Several senators expressed concern recently that agencies involved in contingency operations overseas were neglecting recommendations to better manage and oversee their work in war zones.

In 2011, the Commission on Wartime Contracting in Iraq and Afghanistan issued a series of reports that recommended ways for officials at the Defense Department, State Department and U.S. Agency for International Development to keep track of contractors, get better competition for work, and build up their acquisition teams in situations where the urgency of the need can lead to shortcuts.

However, based on a Government Accountability Office report, the agencies hadn’t done enough and were not planning to do more, the senators said.

According to GAO's review, DOD officials have moved ahead on half of the 30 related recommendations the commission has made. The State Department and USAID had each taken action on roughly one-third of the recommendations applicable to them.

The findings of the latest report underscore why Congress needs to pass contingency contracting reforms, Sen. Claire McCaskill (D-Mo.) said Aug. 1.

“It’s time to use the road map provided by the commission to completely change the way our government contracts during wartime, to make sure these failures are never repeated and to better protect taxpayer dollars,” she said.

McCaskill is chairwoman of the Homeland Security and Governmental Affairs Committee’s Contracting Oversight Subcommittee and the Armed Services Committee’s Readiness and Management Support Subcommittee.

Officials from the three agencies told GAO that they had taken no action on many of the recommendations because they disagreed with them or because they felt their existing policies and practices were enough.

Of the three, only DOD has set up a senior-level board and a formal process for addressing the commission’s recommendations.

But agency officials didn’t ignore all the commission’s advice. DOD toughened its rules on the oversight of contractor business systems. The State Department issued guidance for drafting determination memos whenever officials believe they might need to suspend or debar a company. And USAID began requiring analyses of projects to make sure the host nation would be able to take over after a certain point.
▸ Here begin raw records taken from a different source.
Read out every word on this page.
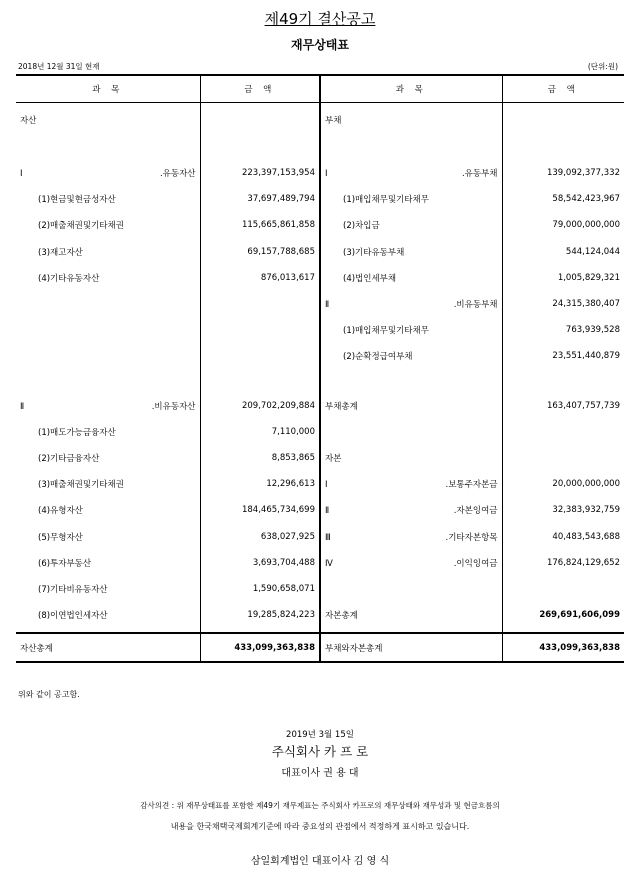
제49기 결산공고
재무상태표
2018년 12월 31일 현재	(단위:원)
과 목	금 액	과 목	금 액
자산		부채	

Ⅰ.유동자산	223,397,153,954	Ⅰ.유동부채	139,092,377,332
(1)현금및현금성자산	37,697,489,794	(1)매입채무및기타채무	58,542,423,967
(2)매출채권및기타채권	115,665,861,858	(2)차입금	79,000,000,000
(3)재고자산	69,157,788,685	(3)기타유동부채	544,124,044
(4)기타유동자산	876,013,617	(4)법인세부채	1,005,829,321
		Ⅱ.비유동부채	24,315,380,407
		(1)매입채무및기타채무	763,939,528
		(2)순확정급여부채	23,551,440,879

Ⅱ.비유동자산	209,702,209,884	부채총계	163,407,757,739
(1)매도가능금융자산	7,110,000		
(2)기타금융자산	8,853,865	자본	
(3)매출채권및기타채권	12,296,613	Ⅰ.보통주자본금	20,000,000,000
(4)유형자산	184,465,734,699	Ⅱ.자본잉여금	32,383,932,759
(5)무형자산	638,027,925	Ⅲ.기타자본항목	40,483,543,688
(6)투자부동산	3,693,704,488	Ⅳ.이익잉여금	176,824,129,652
(7)기타비유동자산	1,590,658,071		
(8)이연법인세자산	19,285,824,223	자본총계	269,691,606,099

자산총계	433,099,363,838	부채와자본총계	433,099,363,838
위와 같이 공고함.
2019년 3월 15일
주식회사 카 프 로
대표이사 권 용 대
감사의견 : 위 재무상태표를 포함한 제49기 재무제표는 주식회사 카프로의 재무상태와 재무성과 및 현금흐름의
내용을 한국채택국제회계기준에 따라 중요성의 관점에서 적정하게 표시하고 있습니다.
삼일회계법인 대표이사 김 영 식
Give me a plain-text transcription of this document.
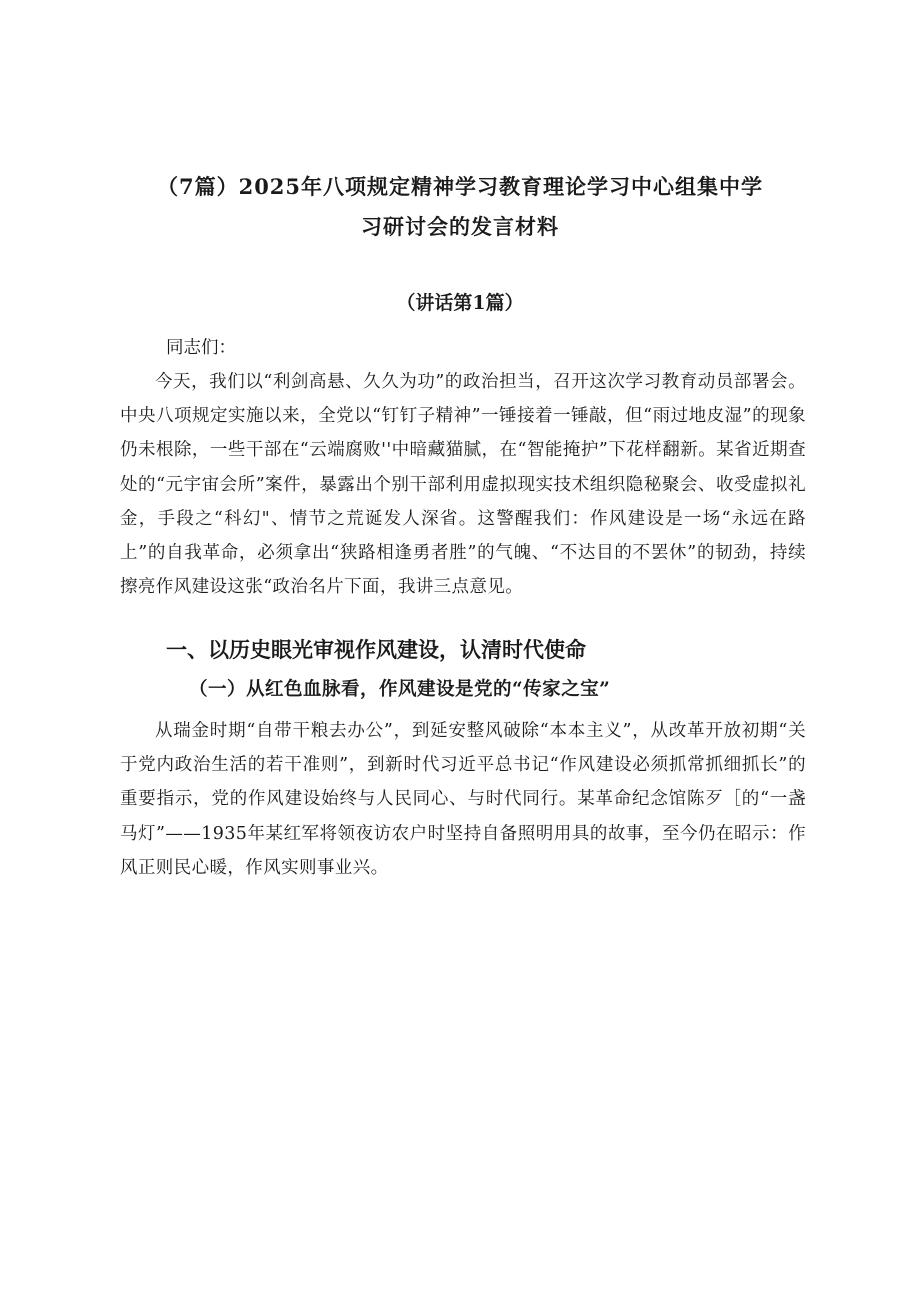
（7篇）2025年八项规定精神学习教育理论学习中心组集中学
习研讨会的发言材料
（讲话第1篇）
同志们：
今天，我们以“利剑高悬、久久为功”的政治担当，召开这次学习教育动员部署会。中央八项规定实施以来，全党以“钉钉子精神”一锤接着一锤敲，但“雨过地皮湿”的现象仍未根除，一些干部在“云端腐败''中暗藏猫腻，在“智能掩护”下花样翻新。某省近期查处的“元宇宙会所”案件，暴露出个别干部利用虚拟现实技术组织隐秘聚会、收受虚拟礼金，手段之“科幻"、情节之荒诞发人深省。这警醒我们：作风建设是一场“永远在路上”的自我革命，必须拿出“狭路相逢勇者胜”的气魄、“不达目的不罢休”的韧劲，持续擦亮作风建设这张“政治名片下面，我讲三点意见。
一、以历史眼光审视作风建设，认清时代使命
（一）从红色血脉看，作风建设是党的“传家之宝”
从瑞金时期“自带干粮去办公”，到延安整风破除“本本主义”，从改革开放初期“关于党内政治生活的若干准则”，到新时代习近平总书记“作风建设必须抓常抓细抓长”的重要指示，党的作风建设始终与人民同心、与时代同行。某革命纪念馆陈歹［的“一盏马灯”——1935年某红军将领夜访农户时坚持自备照明用具的故事，至今仍在昭示：作风正则民心暖，作风实则事业兴。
As a whole, though, McCaskill said the agencies aren’t doing enough to overhaul overseas contracting operations during wartime, and GAO’s findings show that Congress needs to push agencies to make the necessary changes.

Sen. Kelly Ayotte (R-N.H.), who is the Armed Services subcommittee’s ranking member, and Sen. Jim Webb (D-Va.) joined McCaskill in saying that the Comprehensive Contingency Contracting Reform Act of 2012 (S. 3286) needs to become law to improve wartime contracting.

The Homeland Security and Governmental Affairs Committee has yet to consider the legislation. Moreover, many recommendations on overseas contingency contracting might be left undone because Congress has so few legislative days scheduled in September that it could be tough to get the work accomplished before the elections.

Reasons for rejection

Here are some of the recommendations from the Commission on Wartime Contracting in Iraq and Afghanistan that agencies didn't implement and their reasons for not doing so.

Recommendation: Provide funding for new acquisition management and contractor oversight to reduce the reliance on contractors.

DOD: Considering the recommendation.

State Department and USAID: The acquisition workforce has sufficient expertise and funding already.

Recommendation: Change the reporting structure for the chief acquisition offices.

DOD: Consolidating operations won’t work because many Defense organizations have unique missions.

State: The current arrangement is satisfactory.

USAID: The agency prefers not to make the chief acquisition officer a politically appointed position.